To prove the statement, we need to show two things:

1. If the vectors (a, b) and (c, d) are linearly dependent, then ad - bc = 0.
2. If ad - bc = 0, then the vectors (a, b) and (c, d) are linearly dependent.

Proof:

1. If the vectors (a, b) and (c, d) are linearly dependent, it means that there exist scalars k1 and k2, not both zero, such that k1(a, b) + k2(c, d) = (0, 0). Expanding this equation gives:
(k1a + k2c, k1b + k2d) = (0, 0)
This implies that k1a + k2c = 0 and k1b + k2d = 0.
Rearranging the first equation gives k1a = -k2c. Multiplying both sides by d gives k1ad = -k2cd.
Rearranging the second equation gives -k1b = k2d. Multiplying both sides by c gives -k1bc = k2cd.
Adding these two equations together gives: k1ad - k1bc = k2cd - k2cd. Simplifying gives ad - bc = 0. So, if the vectors (a, b) and (c, d) are linearly dependent, then ad - bc = 0.

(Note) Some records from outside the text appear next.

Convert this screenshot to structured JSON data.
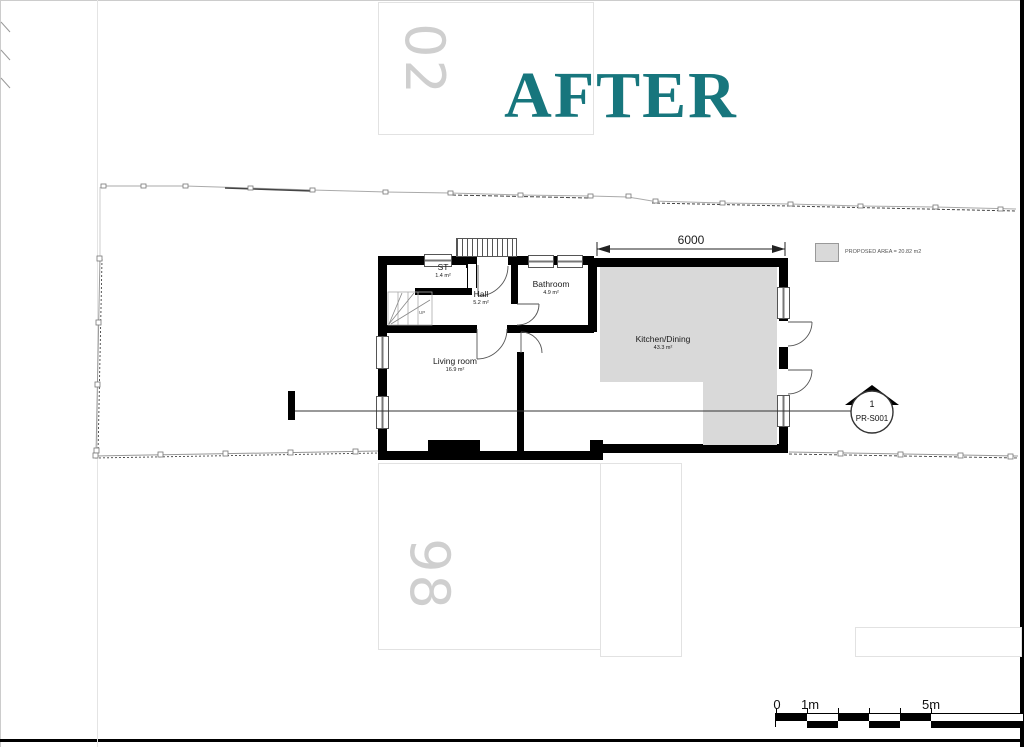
{
  "page": {
    "title": "AFTER",
    "title_color": "#17767d"
  },
  "neighbors": {
    "top_house_number": "02",
    "bottom_house_number": "98"
  },
  "plan": {
    "rooms": [
      {
        "name": "ST",
        "area": "1.4 m²"
      },
      {
        "name": "Hall",
        "area": "5.2 m²"
      },
      {
        "name": "Bathroom",
        "area": "4.9 m²"
      },
      {
        "name": "Living room",
        "area": "16.9 m²"
      },
      {
        "name": "Kitchen/Dining",
        "area": "43.3 m²"
      }
    ],
    "stairs_label": "UP",
    "dimension_label": "6000",
    "proposed_area_color": "#d9d9d9",
    "wall_color": "#000000"
  },
  "legend": {
    "label": "PROPOSED AREA = 20.82 m2"
  },
  "section_marker": {
    "number": "1",
    "label": "PR-S001"
  },
  "scale_bar": {
    "zero": "0",
    "one": "1m",
    "five": "5m"
  }
}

2. If ad - bc = 0, we need to show that there exist scalars k1 and k2, not both zero, such that k1(a, b) + k2(c, d) = (0, 0).
Since ad - bc = 0, we can rearrange the equation as ad = bc. This implies that a/b = c/d or ad/b = c. Let k1 = d and k2 = -b. Notice that k1 and k2 are not both zero since b is not equal to d, so they satisfy the conditions.
By substituting k1 and k2 into the equation, we get k1(a, b) + k2(c, d) = (da, db) + (-bc, -bd) = (da - bc, db - bd) = (0, 0).
Therefore, if ad - bc = 0, then the vectors (a, b) and (c, d) are linearly dependent.

Since we have proved both directions, we conclude that the vectors (a, b) and (c, d) in the plane are linearly dependent if and only if ad - bc = 0.